「瓔珞〜紫禁城に燃ゆる逆襲の王妃〜」



U-NEXT配信の「瓔珞〜紫禁城に燃ゆる逆襲の王妃〜」ず~っと人に薦められていたのですが、8月にU-NEXTに加入、一気に視聴(全70話)してしまいました。
いや、面白い。面白かった。
なんというか、よくできた宮廷劇(決してロマンスではない)だった。

ヒロイン瓔珞(エイラク)の立身出世もの、と言えば簡単ではあるのですが、サスペンス的復讐劇あり、のし上がる者、蹴落とされる者、競争社会の壮絶な闘いがあり、皇帝の寵愛を巡る頭脳戦あり。つまり、「知能」がなければ生き残れない世界が「紫禁城」なのです。

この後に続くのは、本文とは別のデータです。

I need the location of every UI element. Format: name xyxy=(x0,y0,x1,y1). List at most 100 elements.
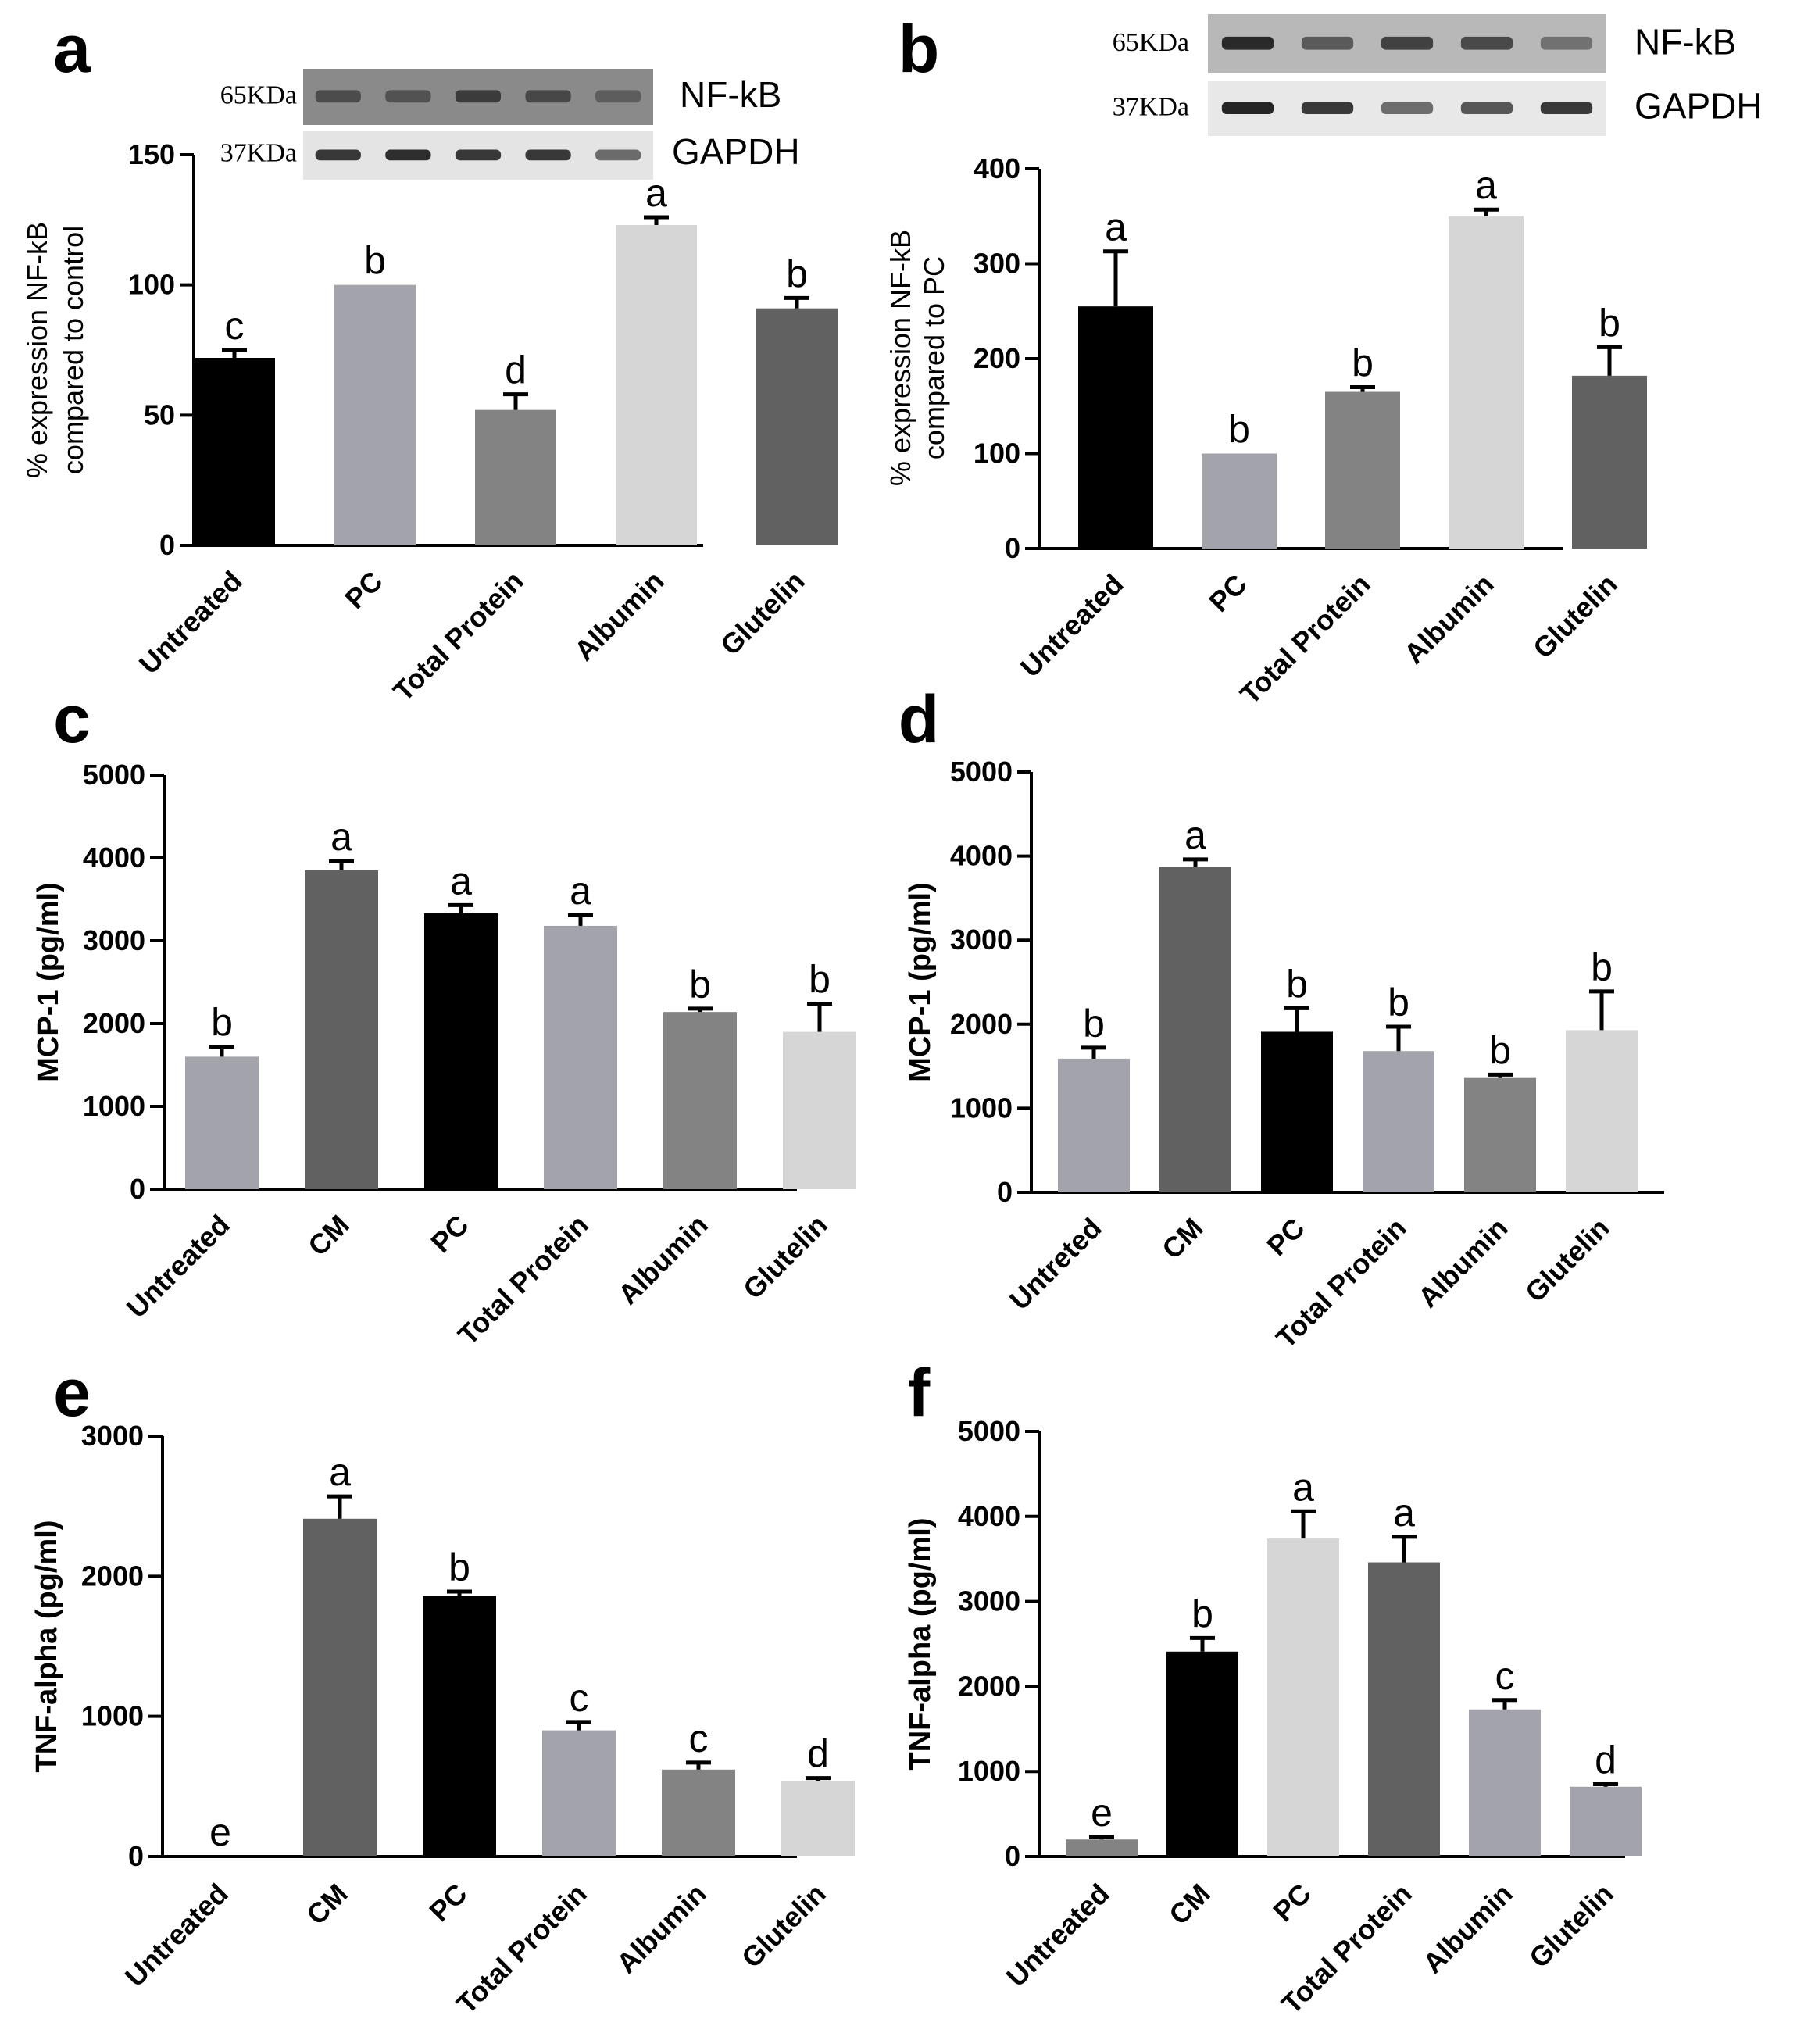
panel-label: c xyxy=(53,682,91,757)
y-tick-label: 0 xyxy=(128,1840,144,1872)
bar-1 xyxy=(194,358,275,545)
panel-label: f xyxy=(908,1356,931,1431)
significance-letter: a xyxy=(1475,163,1497,207)
blot-protein-label: GAPDH xyxy=(1634,86,1763,127)
blot-band xyxy=(1460,36,1513,50)
significance-letter: a xyxy=(330,815,352,859)
blot-band xyxy=(1221,102,1274,114)
blot-marker-label: 65KDa xyxy=(1113,28,1189,57)
category-label: CM xyxy=(1156,1212,1209,1266)
blot-marker-label: 65KDa xyxy=(220,81,297,110)
significance-letter: a xyxy=(1393,1491,1415,1535)
bar-5 xyxy=(1572,375,1647,549)
significance-letter: d xyxy=(1595,1738,1617,1782)
blot-band xyxy=(1381,102,1434,114)
blot-band xyxy=(315,149,361,161)
significance-letter: c xyxy=(1495,1654,1515,1698)
blot-protein-label: NF-kB xyxy=(680,74,781,115)
blot-band xyxy=(1381,36,1434,50)
y-axis-title: % expression NF-kB xyxy=(884,230,916,486)
significance-letter: a xyxy=(1184,813,1206,857)
bar-5 xyxy=(756,308,838,545)
significance-letter: b xyxy=(211,1001,233,1045)
chart-panel-d: d 0 1000 2000 3000 4000 5000 MCP-1 (pg/ml) b Untr… xyxy=(898,682,1664,1354)
bar-4 xyxy=(542,1730,616,1856)
blot-band xyxy=(455,90,502,103)
significance-letter: b xyxy=(1599,301,1620,345)
category-label: Total Protein xyxy=(387,565,530,708)
panel-label: e xyxy=(53,1356,91,1431)
bar-2 xyxy=(303,1518,377,1856)
y-axis-title: MCP-1 (pg/ml) xyxy=(32,882,65,1081)
y-tick-label: 0 xyxy=(130,1173,145,1205)
blot-band xyxy=(525,90,571,103)
y-tick-label: 4000 xyxy=(950,840,1013,872)
category-label: Glutelin xyxy=(1523,1878,1620,1974)
significance-letter: b xyxy=(809,958,831,1002)
category-label: CM xyxy=(302,1209,355,1263)
bar-4 xyxy=(544,925,617,1189)
significance-letter: a xyxy=(1105,205,1127,249)
category-label: PC xyxy=(1266,1878,1316,1928)
y-tick-label: 3000 xyxy=(81,1420,144,1452)
bar-2 xyxy=(305,870,378,1189)
western-blot-a: 65KDa NF-kB 37KDa GAPDH xyxy=(220,69,800,180)
bar-1 xyxy=(185,1056,259,1189)
category-label: PC xyxy=(1202,568,1252,618)
bar-2 xyxy=(1166,1651,1238,1856)
bar-1 xyxy=(1066,1839,1138,1856)
category-label: PC xyxy=(338,565,388,615)
panel-label: b xyxy=(898,12,940,87)
y-tick-label: 3000 xyxy=(950,924,1013,956)
significance-letter: b xyxy=(1286,962,1308,1006)
bar-5 xyxy=(662,1769,735,1856)
category-label: Albumin xyxy=(612,1209,714,1311)
y-tick-label: 1000 xyxy=(81,1700,144,1732)
y-tick-label: 150 xyxy=(128,138,175,170)
y-tick-label: 4000 xyxy=(958,1500,1020,1532)
y-tick-label: 3000 xyxy=(958,1585,1020,1617)
blot-band xyxy=(595,90,641,103)
blot-band xyxy=(1301,36,1354,50)
category-label: Albumin xyxy=(1398,568,1500,670)
bar-2 xyxy=(1202,453,1277,549)
significance-letter: d xyxy=(807,1732,829,1776)
category-label: Albumin xyxy=(568,565,670,667)
bar-5 xyxy=(663,1012,737,1189)
y-tick-label: 4000 xyxy=(83,842,145,874)
significance-letter: d xyxy=(505,348,527,392)
bar-4 xyxy=(1363,1051,1434,1192)
panel-label: a xyxy=(53,12,91,87)
blot-band xyxy=(385,149,431,161)
significance-letter: b xyxy=(786,252,808,295)
category-label: Untreated xyxy=(133,565,248,681)
bar-5 xyxy=(1469,1709,1541,1856)
y-tick-label: 1000 xyxy=(950,1092,1013,1124)
blot-band xyxy=(1301,102,1354,114)
bar-4 xyxy=(1449,216,1524,549)
y-tick-label: 5000 xyxy=(83,759,145,791)
chart-panel-c: c 0 1000 2000 3000 4000 5000 MCP-1 (pg/ml) b Untr… xyxy=(32,682,856,1351)
significance-letter: a xyxy=(450,859,472,902)
y-tick-label: 0 xyxy=(997,1176,1013,1208)
category-label: Untreated xyxy=(1000,1878,1116,1993)
significance-letter: b xyxy=(1591,945,1613,989)
blot-band xyxy=(315,90,361,103)
y-axis-title: MCP-1 (pg/ml) xyxy=(904,882,937,1081)
blot-marker-label: 37KDa xyxy=(220,138,297,167)
y-axis-title: TNF-alpha (pg/ml) xyxy=(904,1518,937,1771)
blot-band xyxy=(455,149,502,161)
y-axis-title: compared to control xyxy=(57,226,89,474)
significance-letter: b xyxy=(364,239,386,283)
bar-2 xyxy=(1159,867,1231,1192)
category-label: Untreated xyxy=(1014,568,1130,684)
category-label: PC xyxy=(423,1878,473,1928)
significance-letter: c xyxy=(225,304,245,348)
bar-2 xyxy=(334,284,416,545)
blot-band xyxy=(1540,102,1593,114)
bar-4 xyxy=(616,225,697,545)
bar-6 xyxy=(1570,1786,1642,1856)
significance-letter: b xyxy=(689,963,711,1006)
chart-panel-f: f 0 1000 2000 3000 4000 5000 TNF-alpha (pg/ml) e… xyxy=(904,1356,1642,2020)
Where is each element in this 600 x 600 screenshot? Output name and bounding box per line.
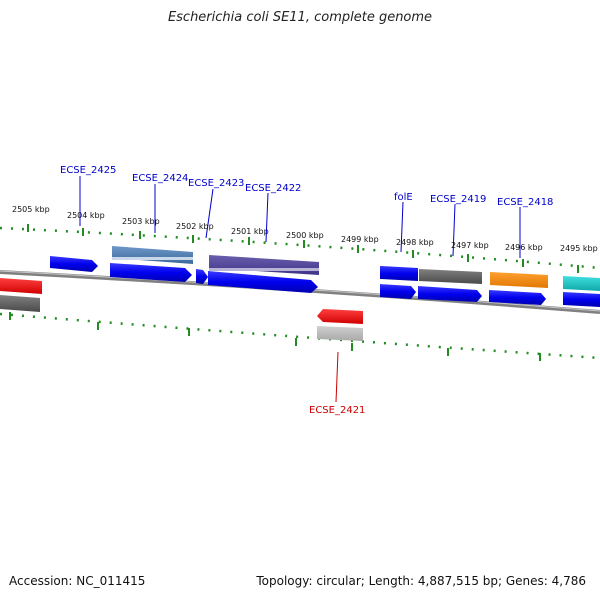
- tick-label: 2501 kbp: [231, 227, 269, 236]
- gene-label: ECSE_2421: [309, 405, 365, 416]
- gene-ecse-2421[interactable]: [317, 309, 363, 324]
- gene-ecse-2423[interactable]: [196, 269, 208, 284]
- gene-label: ECSE_2423: [188, 178, 244, 189]
- tick-label: 2499 kbp: [341, 235, 379, 244]
- gene-edge-blue[interactable]: [563, 292, 600, 307]
- label-leaders: [79, 176, 521, 258]
- gene-ecse-2422[interactable]: [208, 271, 318, 293]
- gene-ecse-2418[interactable]: [489, 290, 546, 305]
- tick-label: 2505 kbp: [12, 205, 50, 214]
- forward-genes[interactable]: [50, 246, 600, 291]
- tick-label: 2500 kbp: [286, 231, 324, 240]
- gene-label: ECSE_2418: [497, 197, 553, 208]
- gene-cyan-feature[interactable]: [563, 276, 600, 291]
- major-ticks: [9, 224, 579, 361]
- gene-ecse-2425[interactable]: [50, 256, 98, 272]
- tick-label: 2496 kbp: [505, 243, 543, 252]
- tick-label: 2498 kbp: [396, 238, 434, 247]
- tick-label: 2502 kbp: [176, 222, 214, 231]
- gene-ecse-2424[interactable]: [110, 263, 192, 282]
- gene-label: ECSE_2424: [132, 173, 188, 184]
- tick-label: 2504 kbp: [67, 211, 105, 220]
- gene-edge-red[interactable]: [0, 278, 42, 294]
- gene-label: ECSE_2425: [60, 165, 116, 176]
- gene-ecse-2421-ortholog[interactable]: [317, 326, 363, 341]
- kbp-labels: 2505 kbp 2504 kbp 2503 kbp 2502 kbp 2501…: [12, 205, 598, 253]
- gene-fole-inner[interactable]: [380, 284, 416, 299]
- map-title: Escherichia coli SE11, complete genome: [167, 10, 433, 25]
- forward-genes-inner[interactable]: [110, 263, 600, 307]
- accession-label: Accession: NC_011415: [9, 574, 146, 588]
- gene-labels: ECSE_2425 ECSE_2424 ECSE_2423 ECSE_2422 …: [60, 165, 553, 416]
- gene-label: ECSE_2419: [430, 194, 486, 205]
- gene-ecse-2424-ortholog[interactable]: [112, 246, 193, 264]
- gene-label: folE: [394, 192, 413, 203]
- gene-edge-gray[interactable]: [0, 295, 40, 312]
- gene-ecse-2420-ortholog[interactable]: [419, 269, 482, 284]
- reverse-tick-ring: [0, 312, 600, 360]
- gene-ecse-2419[interactable]: [418, 286, 482, 302]
- gene-ecse-2422-ortholog[interactable]: [209, 255, 319, 275]
- tick-label: 2497 kbp: [451, 241, 489, 250]
- gene-ecse-2418-ortholog[interactable]: [490, 272, 548, 288]
- label-leader-ecse-2421: [335, 351, 339, 403]
- reverse-genes[interactable]: [0, 278, 363, 341]
- topology-label: Topology: circular; Length: 4,887,515 bp…: [256, 574, 586, 588]
- tick-label: 2495 kbp: [560, 244, 598, 253]
- gene-fole[interactable]: [380, 266, 418, 281]
- tick-label: 2503 kbp: [122, 217, 160, 226]
- forward-tick-ring: [0, 226, 600, 270]
- gene-label: ECSE_2422: [245, 183, 301, 194]
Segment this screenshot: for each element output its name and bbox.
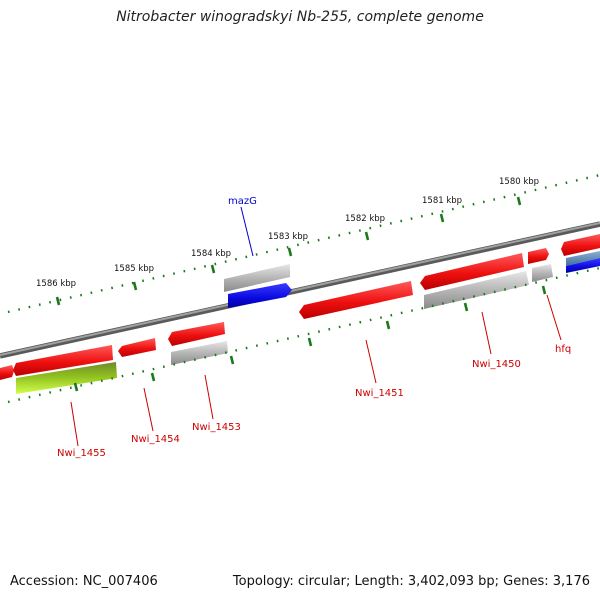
gene-arrow-hfq [532,264,553,282]
inner-kbp-tick [385,320,391,330]
feature-blue-right [566,258,600,273]
map-title: Nitrobacter winogradskyi Nb-255, complet… [116,9,484,25]
gene-arrow-Nwi_1450-upper [420,253,524,290]
leader-Nwi_1451 [365,339,377,384]
leader-hfq [546,294,562,341]
kbp-tick-1583 [287,247,293,257]
gene-label-Nwi_1454: Nwi_1454 [131,434,180,445]
gene-arrow-Nwi_1451 [299,281,413,319]
kbp-tick-1581 [439,213,445,223]
kbp-label: 1581 kbp [422,196,462,206]
gene-arrow-hfq-region [528,248,549,264]
reverse-strand-features [0,251,600,394]
feature-steel-right [566,251,600,266]
outer-tick-row [7,173,600,314]
leader-Nwi_1453 [204,374,214,420]
kbp-tick-1584 [210,264,216,274]
inner-kbp-tick [150,372,156,382]
accession-label: Accession: NC_007406 [10,574,158,589]
gene-label-Nwi_1450: Nwi_1450 [472,359,521,370]
feature-blue-mazG [228,283,292,308]
kbp-tick-1586 [55,296,61,306]
inner-kbp-tick [307,337,313,347]
gene-arrow-Nwi_1450-lower [424,271,529,309]
gene-arrow-left-edge [0,365,14,380]
gene-arrow-Nwi_1453-lower [171,341,228,365]
gene-labels: mazG Nwi_1455 Nwi_1454 Nwi_1453 Nwi_1451… [57,196,571,459]
gene-label-mazG: mazG [228,196,257,207]
inner-kbp-tick [73,382,79,392]
inner-tick-row [7,266,600,404]
kbp-tick-1585 [132,281,138,291]
kbp-label: 1585 kbp [114,264,154,274]
gene-label-Nwi_1455: Nwi_1455 [57,448,106,459]
topology-label: Topology: circular; Length: 3,402,093 bp… [232,574,590,589]
gene-arrow-mazG [224,264,290,292]
kbp-labels: 1586 kbp 1585 kbp 1584 kbp 1583 kbp 1582… [36,177,539,289]
gene-label-Nwi_1451: Nwi_1451 [355,388,404,399]
forward-strand-features [224,234,600,292]
leader-Nwi_1454 [143,387,154,432]
leader-mazG [240,206,254,257]
feature-green-Nwi_1455 [16,362,117,394]
gene-arrow-Nwi_1453-upper [168,322,225,346]
kbp-label: 1582 kbp [345,214,385,224]
gene-arrow-Nwi_1454 [118,338,156,357]
kbp-tick-1582 [364,231,370,241]
kbp-label: 1583 kbp [268,232,308,242]
kbp-label: 1584 kbp [191,249,231,259]
leader-Nwi_1450 [481,311,492,355]
inner-kbp-tick [463,302,469,312]
gene-label-hfq: hfq [555,344,571,355]
inner-kbp-tick [229,355,235,365]
leader-Nwi_1455 [70,401,79,447]
genome-backbone [0,221,600,359]
kbp-label: 1586 kbp [36,279,76,289]
gene-label-Nwi_1453: Nwi_1453 [192,422,241,433]
gene-arrow-Nwi_1455 [13,345,113,376]
kbp-label: 1580 kbp [499,177,539,187]
inner-kbp-tick [541,285,547,295]
kbp-tick-1580 [516,196,522,206]
label-leader-lines [70,206,562,447]
gene-arrow-forward-right [561,234,600,256]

瓔珞は、紫禁城で女官をしていた姉が殺され、その犯人を突き止め、かたきをとる為に自分自身も女官になる。
刺繍工房の女官、皇后の女官、そして懲罰的な場所と、いろいろさまよい、ついに皇帝の妃に上り詰める。

どうしてこんなに面白いのかと考えてみたのだけれど、人間の深~い闇を追求しているのだということに行きつきます。
その人の持つ地位・権力によって変わってくる人間関係とその人自身。
この人は「こんな人間」という憶測をひょいっとはずしてくる巧みな脚本、その人達の変化の様に目を見張り、落ちてゆく様にくぎ付けになります。
一貫して変わらなかった瓔珞は、権力を振りかざして罪なき人を苦しめた「悪人」を次々と征伐し、その痛快さに一種の中毒性を感じ痺れます。

皇后の弟傅恒(フコウ)の瓔珞への無償の愛もドラマの核になっていました。
彼の遺言、「来世」での約束を守るという瓔珞。
今世ではかなえられなかった愛を来世では叶えるという瓔珞。
かなえられない「愛」ほど美しいものはない、という証明だった気がします。
傅恒を演じたシュー・カイさんという俳優の辮髪姿がとても美しく、彼自身もこの作品で大ブレイクしたとか。
傅恒を観るたびに「眼福」という言葉を思い浮かべました。

乾隆帝を演じたニエ・ユエンさんもなかなかいい男で、清朝で最も隆盛時の皇帝を説得力を持って演じています。

でも、何といっても影の主役(と勝手に思う)だった袁春望。
自分は前皇帝の子、と言われ、乾隆帝に並々ならぬ敵意を抱き、奴婢となる。
味方と思えば敵、敵と思えば味方、最後は常軌を逸した狂人となる。
瓔珞を彼なりに愛してはいたのだけれど、それは「同じ境遇」である彼女でなければならなかった。
袁春望が憎んだ乾隆帝の妃となった瓔珞への可愛さ余って憎さ百倍となったのです。

瓔珞も元は奴婢。
ラストに袁春望は瓔珞の対比だったのだ、と気付くのです。
瓔珞は「正義の復讐」で、袁春望の「敵意」は不正だった、とオチを付け、恐ろしい敵意は自ら滅ぶ、という教訓も見せつけてくれました。